O filme ganha mais camadas quando vemos alternativas fora do sistema apresentadas a protagonista, quando o amigo vai para cidade dos “bonitos” e a mesma conhece a rebelde Shay (Brianne Tju), mostrando que aquele estilo de sociedade não é exatamente correto. É claro que Feios bebe da fonte de toda adaptação “teen”, com cenas de ação futuristas, romance e uma dose de revolução. 

A primeira metade, que no começo soa apressada, fica melhor na metade final, ainda que seja bastante previsível na forma como tudo se desenvolve, fica clara a tentativa de criar algo empolgante que traz bons questionamentos sobre padrões de beleza na sociedade. Falta sim ao longa um aprofundamento do tema e explorar mais o grupo da Fumaça liderado por David (Keith Powers), que acaba se tornando um interesse romântico para Tally.

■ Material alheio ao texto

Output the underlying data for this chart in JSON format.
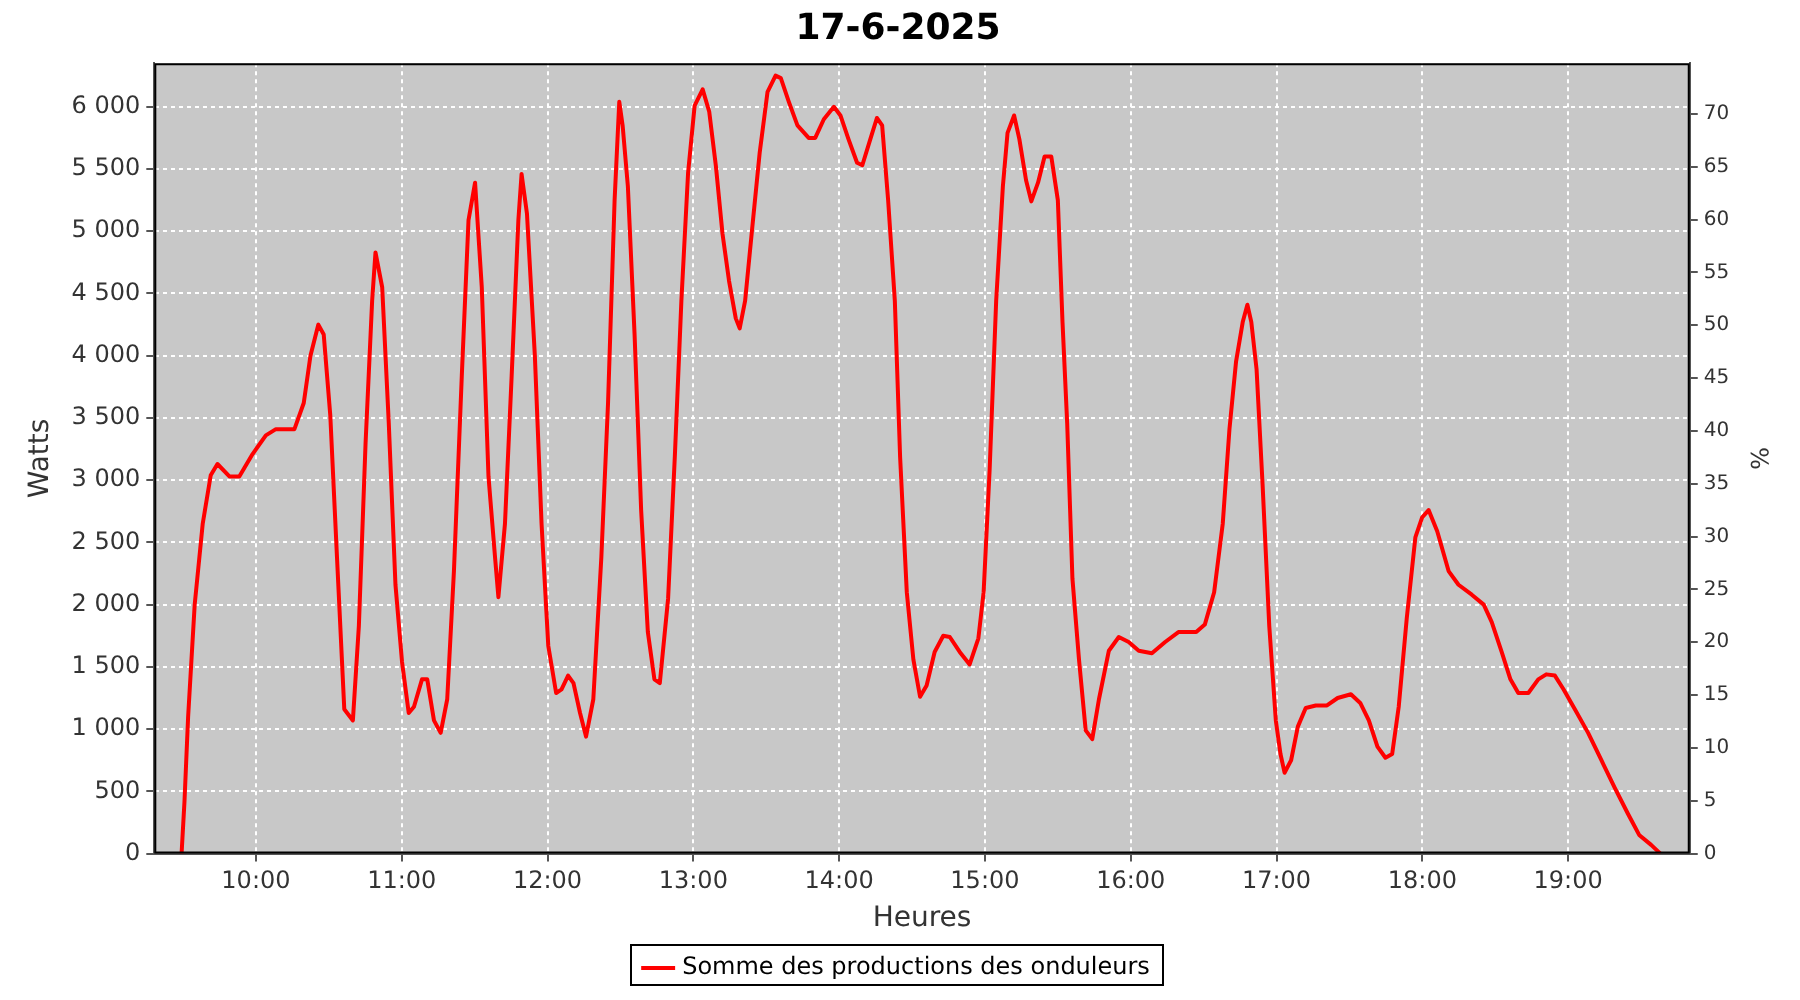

Em termos de produção, o orçamento limitado cria um visual bastante artificial na parte dos cenários futuristas, porém não deixa muito a desejar em termos de cenas de ação. Ambientação, figurino e a trilha sonora pop adolescente deixa o filme com cara de produção do começo dos anos 2010, o que me leva a crer que este filme faria bastante sucesso se tivesse sido lançado na época de Jogos Vorazes.

O elenco é um bom chamativo, com destaque mesmo para Joey King, que traz os conflitos esperados de uma garota que sonha em ser “bonita” (como se ela precisasse de uma transformação para isto), mas acaba se apaixonando pela simplicidade de David e Shay, como consequência começa a questionar tudo aquilo que fazia sentido em sua vida. A jovem Brianne Tju e os jovens Keith Powers e Chase Stokes, estão ok e formam com King o quarteto adolescente do filme. Laverne Cox é a vilã da vez no papel de Dra. Cable, representante do modelo de sociedade perfeito e que caça qualquer pessoa que se opõe ao sistema, a atriz é um pouco caricata, mas acaba sendo uma boa ameaça.

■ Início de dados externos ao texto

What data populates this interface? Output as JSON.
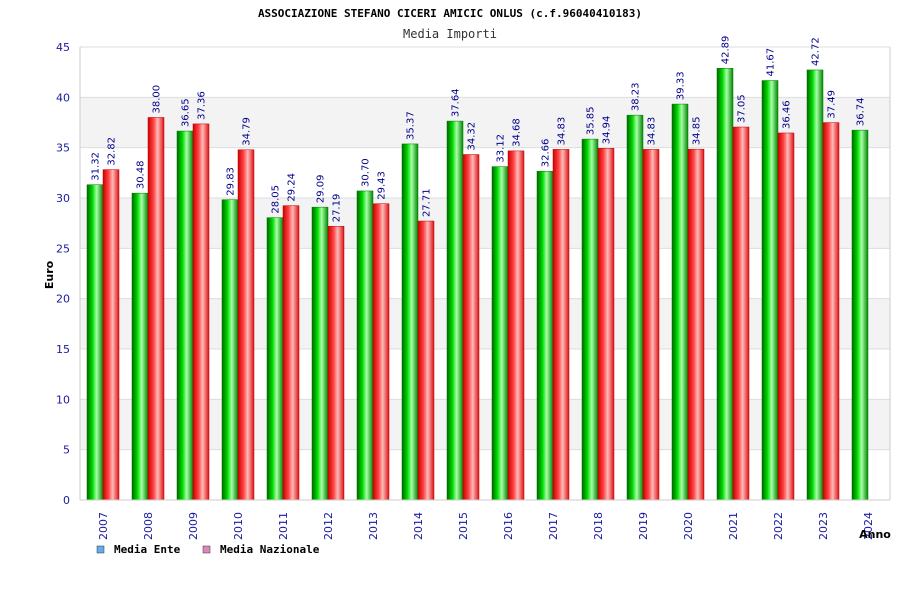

No geral, Feios não é um grande filme, e talvez nem queira ser, inclusive é até conveniente ver McG dirigindo uma produção assim, entregando um trabalho padrão que se apoia na nostalgia das adaptações literárias para tentar conquistar os fãs da série de livros trazendo um sci-fi adolescente que não soa brilhante, mas ao menos é um entretenimento honesto, com uma história que oferece potencial trazendo uma narrativa que oscila entre altos e baixos, mas deixa uma boa reviravolta no ato final com a promessa de uma sequência com potencial, resta saber se o público estará interessado em acompanhar.